An open seminar from the Centre for Intimate and Sexual Citizenship (CISC)

  • Wed 12 Feb 20

    13:00 - 14:00

  • Colchester Campus


  • Event speaker

    Dr Clara Bradbury-Rance

  • Event type

    Lectures, talks and seminars

  • Event organiser

    Sociology, Department of

  • Contact details

    Roisin Ryan-Flood

Join the Centre for Intimate and Sexual Citizenship and Dr Clara Bradbury-Rance for an insightful seminar on twenty-first century lesbian cinema.

Clara Bradbury-Rance is an early career fellow in Liberal Arts at King’s College London. In her first monograph, Lesbian Cinema after Queer Theory (Edinburgh University Press, 2019), she explores how the queer disruption of lesbian visibility politics has yielded new cinematic languages and radically altered desire’s visual form. In her new work, Clara is investigating the politics of citation and imagined networks of activism in contemporary queer and feminist visual cultures.

Lesbianism has received unprecedented screen time in the cinema in the past decade, marking a significant shift away from a prior invisibility, historically interrupted only by invocations of pathologisation, isolation and tragedy. At the same time, critical discourses have increasingly replaced identity categories such as ‘the lesbian’ with the more fluid notions of queer sexuality. In this paradoxical context, a visibility imperative legitimises, and privileges, the evidencing of lesbian sexuality in the sex scene. However, in an affront to this logic, the erotic register of Carol (Todd Haynes, 2015) was generated largely from a series of looks and fleeting touches. Desire is diffused across a sweeping affective repertory: misty windows, sheets of rain and saturations of city light; lingering musical themes; the revival of celluloid grain.

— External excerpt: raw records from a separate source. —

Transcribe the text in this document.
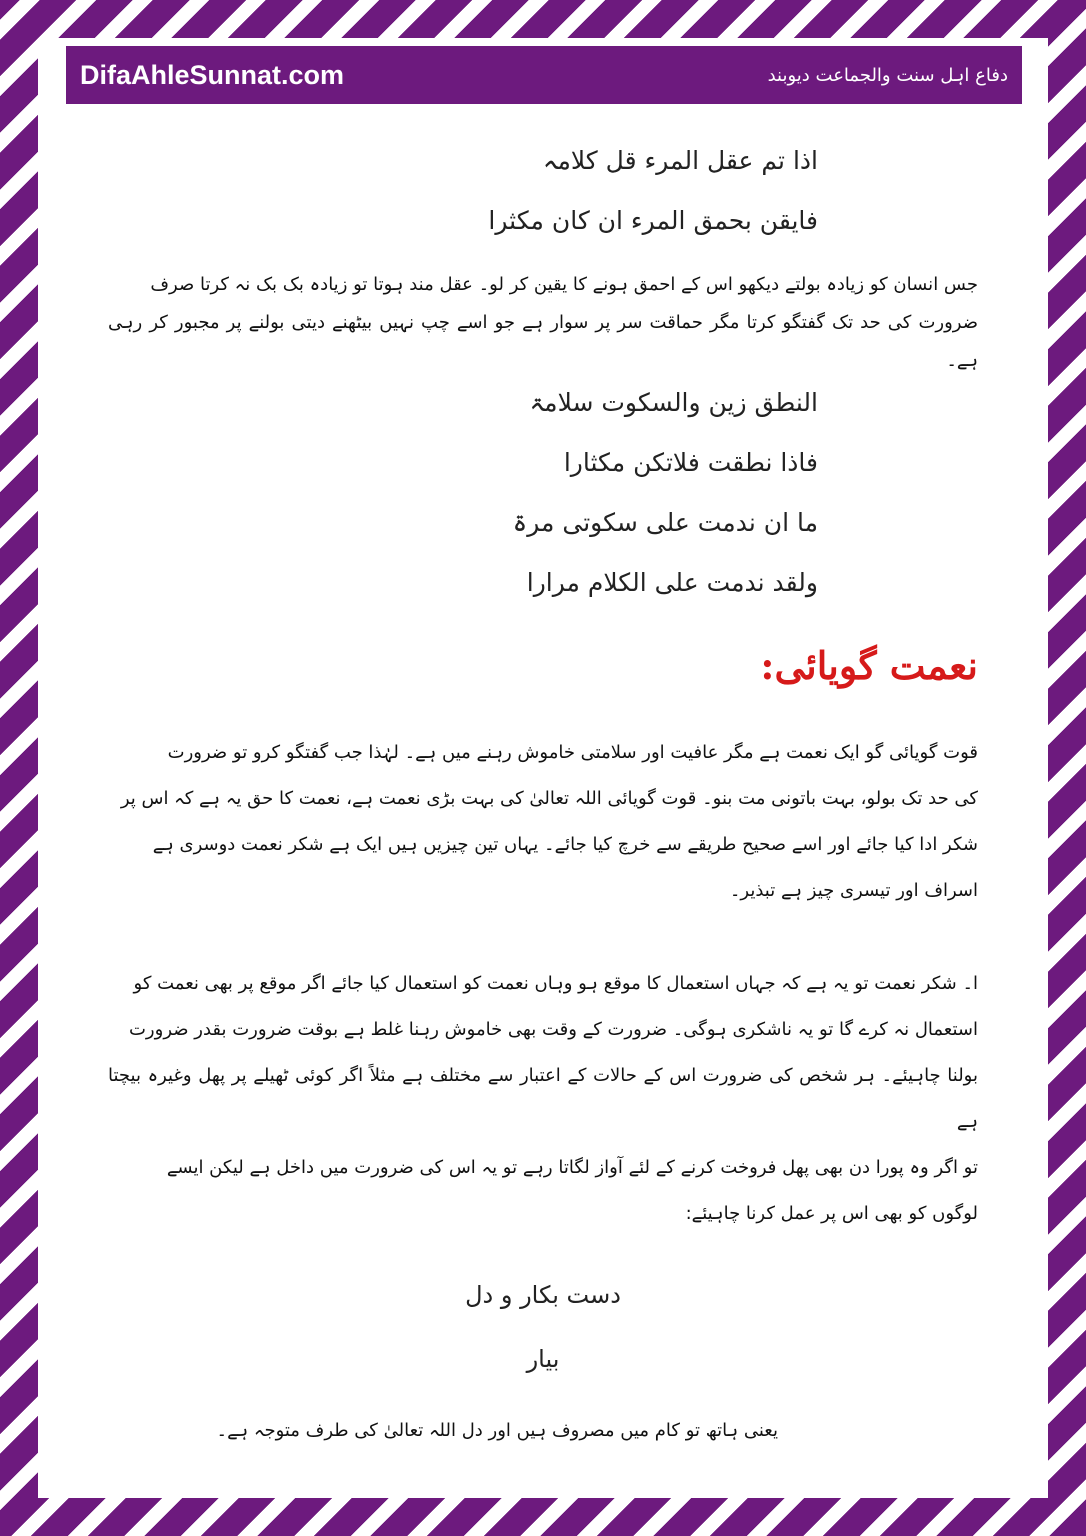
DifaAhleSunnat.com	دفاع اہل سنت والجماعت دیوبند
اذا تم عقل المرء قل کلامہ
فایقن بحمق المرء ان کان مکثرا

جس انسان کو زیادہ بولتے دیکھو اس کے احمق ہونے کا یقین کر لو۔ عقل مند ہوتا تو زیادہ بک بک نہ کرتا صرف

ضرورت کی حد تک گفتگو کرتا مگر حماقت سر پر سوار ہے جو اسے چپ نہیں بیٹھنے دیتی بولنے پر مجبور کر رہی ہے۔

النطق زین والسکوت سلامۃ
فاذا نطقت فلاتکن مکثارا
ما ان ندمت علی سکوتی مرۃ
ولقد ندمت علی الکلام مرارا
نعمت گویائی:

قوت گویائی گو ایک نعمت ہے مگر عافیت اور سلامتی خاموش رہنے میں ہے۔ لہٰذا جب گفتگو کرو تو ضرورت

کی حد تک بولو، بہت باتونی مت بنو۔ قوت گویائی اللہ تعالیٰ کی بہت بڑی نعمت ہے، نعمت کا حق یہ ہے کہ اس پر

شکر ادا کیا جائے اور اسے صحیح طریقے سے خرچ کیا جائے۔ یہاں تین چیزیں ہیں ایک ہے شکر نعمت دوسری ہے

اسراف اور تیسری چیز ہے تبذیر۔

ا۔ شکر نعمت تو یہ ہے کہ جہاں استعمال کا موقع ہو وہاں نعمت کو استعمال کیا جائے اگر موقع پر بھی نعمت کو

استعمال نہ کرے گا تو یہ ناشکری ہوگی۔ ضرورت کے وقت بھی خاموش رہنا غلط ہے بوقت ضرورت بقدر ضرورت

بولنا چاہیئے۔ ہر شخص کی ضرورت اس کے حالات کے اعتبار سے مختلف ہے مثلاً اگر کوئی ٹھیلے پر پھل وغیرہ بیچتا ہے

تو اگر وہ پورا دن بھی پھل فروخت کرنے کے لئے آواز لگاتا رہے تو یہ اس کی ضرورت میں داخل ہے لیکن ایسے

لوگوں کو بھی اس پر عمل کرنا چاہیئے:

دست بکار و دل
بیار
یعنی ہاتھ تو کام میں مصروف ہیں اور دل اللہ تعالیٰ کی طرف متوجہ ہے۔
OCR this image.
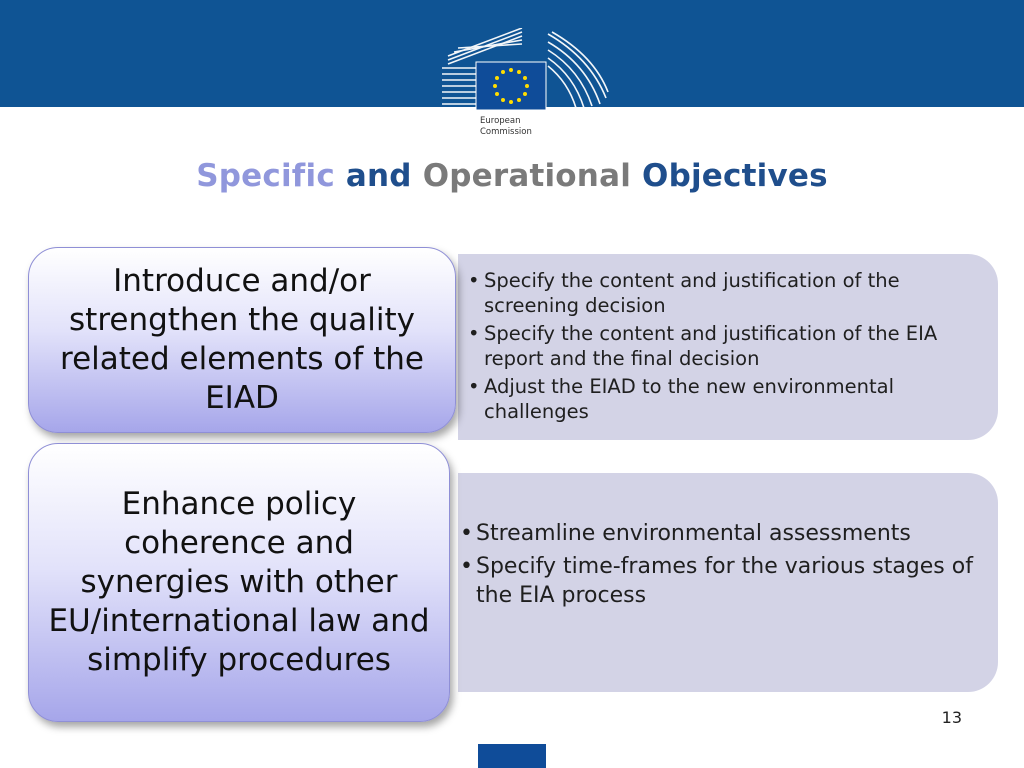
European
Commission
Specific and Operational Objectives
• Specify the content and justification of the screening decision
• Specify the content and justification of the EIA report and the final decision
• Adjust the EIAD to the new environmental challenges
Introduce and/or strengthen the quality related elements of the EIAD
• Streamline environmental assessments
• Specify time-frames for the various stages of the EIA process
Enhance policy coherence and synergies with other EU/international law and simplify procedures
13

This paper argues that lesbian potential is indebted to the suspended terms of mid-twentieth-century cinematic homoeroticism, breaching the logic of visibility’s progression. The paper thus asks how queer theory might give us the critical tools to avoid submitting to the promise, or disappointment, of sex as the evidence of desire. Moving from a citation of the visual impossibility of lesbianism in the twentieth century and forwards to the limits of the visually acceptable, the paper explores the kinds of cinematic language through which the queerness of lesbian desire has been made legible on screen.